Tran lives in Hayward and travels the country crooning pop songs to Vietnamese fans at restaurants and concert halls. But he feels unsettled.

"I feel like I belong nowhere," said Tran, whose father was an African American whose name he likely will never know, but who gave him the mocha-colored skin so different from other Vietnamese.

"If I go to Little Saigon, they say, 'Are you Vietnamese? You look black.' If I go to the American community, they say, 'You're not one of us. You're Vietnamese.' "

But most wrenching for Tran is his lack of citizenship, a constant reminder of being an outsider in what he considers his fatherland.

"Our fathers served for the country, fought for freedom," Tran said. "I am not a refugee, but I am being treated as one. We are Americans."

Tran and 21 other Amerasians flew to Washington, D.C., for three days in July to lobby for the Amerasian Paternity Act. It would give Amerasians born during the Vietnam and Korean wars automatic citizenship, rather than requiring them to pass tests in English.

Most of them had never been to Washington. Some purchased their first suits for the trip. Some spoke no English at all.

Tran does not know his age. On paper he is 34, but he guesses he is closer to 37.

His mother left him in an orphanage in Da Nang when he was days old. A few years later, a woman in a nearby village adopted him to help care for her cows. She refused to let him call her "mother."

The neighbors gawked at his dark skin; the village children yanked his curly hair. At night he would dream that his hair had turned straight and that he could pour a liquid over his body to turn his face pale. He would hide behind the bamboo mat he slept on.

"They looked at us like we were wild animals, not people," Tran said.

When the Homecoming Act passed in 1988, thousands of Vietnamese who wanted to escape the Communist government used the Amerasians as a device to flee. At 17, Tran was sold to a family for three gold bars. When the family got to America, they asked Tran to leave their home. He moved in with a friend's family.

Like Tran, many Amerasians lacked the English skills, education and family connections that had helped other Vietnamese refugees assimilate. Many did not attend school in Vietnam and arrived in America illiterate. Many migrated to Vietnamese communities where they were once again shunned. Some turned to drugs or gangs.

They received eight months of government assistance, including healthcare, English lessons and some job training. But the government did not help Amerasians locate their fathers, and funding for the program ended in 1995.
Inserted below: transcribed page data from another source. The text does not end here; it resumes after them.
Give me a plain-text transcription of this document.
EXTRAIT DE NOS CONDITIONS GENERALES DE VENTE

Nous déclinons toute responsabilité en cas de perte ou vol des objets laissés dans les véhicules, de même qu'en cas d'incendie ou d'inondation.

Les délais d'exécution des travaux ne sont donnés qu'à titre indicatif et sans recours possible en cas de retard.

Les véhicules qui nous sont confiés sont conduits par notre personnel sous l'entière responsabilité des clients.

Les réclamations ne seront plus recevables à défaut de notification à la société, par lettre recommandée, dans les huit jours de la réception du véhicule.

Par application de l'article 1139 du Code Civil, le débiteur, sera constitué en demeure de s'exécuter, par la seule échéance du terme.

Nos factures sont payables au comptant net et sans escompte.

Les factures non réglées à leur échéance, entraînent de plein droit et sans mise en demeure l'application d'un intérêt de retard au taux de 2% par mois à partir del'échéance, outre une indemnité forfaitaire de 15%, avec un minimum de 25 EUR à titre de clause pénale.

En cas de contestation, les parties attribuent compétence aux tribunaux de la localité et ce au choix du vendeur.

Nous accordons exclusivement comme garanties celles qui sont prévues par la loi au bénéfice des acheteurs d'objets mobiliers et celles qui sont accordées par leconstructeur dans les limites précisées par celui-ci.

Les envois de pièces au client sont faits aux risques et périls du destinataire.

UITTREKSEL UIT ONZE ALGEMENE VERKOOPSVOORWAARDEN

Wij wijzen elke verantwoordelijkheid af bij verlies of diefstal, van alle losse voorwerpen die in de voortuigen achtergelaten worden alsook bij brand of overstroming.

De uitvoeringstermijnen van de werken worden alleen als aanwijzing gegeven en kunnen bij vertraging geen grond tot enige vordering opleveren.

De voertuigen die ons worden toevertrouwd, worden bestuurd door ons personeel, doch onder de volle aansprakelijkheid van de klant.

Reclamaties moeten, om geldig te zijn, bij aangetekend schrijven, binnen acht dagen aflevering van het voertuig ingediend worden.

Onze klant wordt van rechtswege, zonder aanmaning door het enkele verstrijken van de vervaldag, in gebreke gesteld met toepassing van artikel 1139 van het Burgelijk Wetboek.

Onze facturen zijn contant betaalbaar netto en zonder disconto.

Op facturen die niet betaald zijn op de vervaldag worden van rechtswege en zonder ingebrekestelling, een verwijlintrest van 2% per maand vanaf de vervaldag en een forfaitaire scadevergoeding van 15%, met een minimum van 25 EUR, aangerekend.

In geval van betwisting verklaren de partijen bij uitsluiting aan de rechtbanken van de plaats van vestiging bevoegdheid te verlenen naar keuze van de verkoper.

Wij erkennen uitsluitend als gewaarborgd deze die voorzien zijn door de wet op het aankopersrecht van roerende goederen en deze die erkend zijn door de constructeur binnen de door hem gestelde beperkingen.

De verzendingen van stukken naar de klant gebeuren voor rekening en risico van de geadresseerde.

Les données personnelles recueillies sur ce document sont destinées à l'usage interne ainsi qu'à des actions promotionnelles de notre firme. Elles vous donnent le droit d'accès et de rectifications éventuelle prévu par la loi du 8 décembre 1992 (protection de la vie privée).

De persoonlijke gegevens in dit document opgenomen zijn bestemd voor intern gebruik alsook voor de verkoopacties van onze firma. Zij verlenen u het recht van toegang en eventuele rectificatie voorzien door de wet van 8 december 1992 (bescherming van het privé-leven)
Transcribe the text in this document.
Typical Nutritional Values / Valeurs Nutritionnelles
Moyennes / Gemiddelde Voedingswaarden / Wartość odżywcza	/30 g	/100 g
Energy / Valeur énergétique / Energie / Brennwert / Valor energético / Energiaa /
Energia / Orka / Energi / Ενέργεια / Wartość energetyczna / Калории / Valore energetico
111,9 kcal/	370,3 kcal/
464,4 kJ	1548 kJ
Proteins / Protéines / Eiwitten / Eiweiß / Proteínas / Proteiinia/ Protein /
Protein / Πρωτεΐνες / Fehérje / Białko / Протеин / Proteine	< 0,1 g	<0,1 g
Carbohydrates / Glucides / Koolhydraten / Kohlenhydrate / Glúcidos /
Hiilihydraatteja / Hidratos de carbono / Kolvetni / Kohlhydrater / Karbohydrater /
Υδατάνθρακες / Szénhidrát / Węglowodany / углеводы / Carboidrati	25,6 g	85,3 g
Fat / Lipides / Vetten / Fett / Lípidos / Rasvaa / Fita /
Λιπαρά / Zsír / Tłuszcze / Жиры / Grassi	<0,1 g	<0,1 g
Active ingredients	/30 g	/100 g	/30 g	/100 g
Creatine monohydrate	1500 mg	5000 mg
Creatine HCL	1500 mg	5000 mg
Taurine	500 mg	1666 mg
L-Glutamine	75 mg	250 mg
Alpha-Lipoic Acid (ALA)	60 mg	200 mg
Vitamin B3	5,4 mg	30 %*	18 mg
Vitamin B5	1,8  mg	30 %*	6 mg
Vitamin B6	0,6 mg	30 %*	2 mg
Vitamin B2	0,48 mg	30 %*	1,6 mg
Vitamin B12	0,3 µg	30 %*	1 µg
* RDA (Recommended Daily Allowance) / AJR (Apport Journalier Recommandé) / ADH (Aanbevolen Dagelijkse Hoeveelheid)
In Washington, Tran and the other Amerasians crowded into a friend's house. There was Vivian Preziose from Queens, whose father brought her to the U.S. when she was 10. There was Jimmy "Nhat Tung" Miller from Seattle, who found his father a couple of years before the man died. There was Huy Duc Nguyen from Dallas, whose only clue about his father is that his last name sounds something like "Sheffer."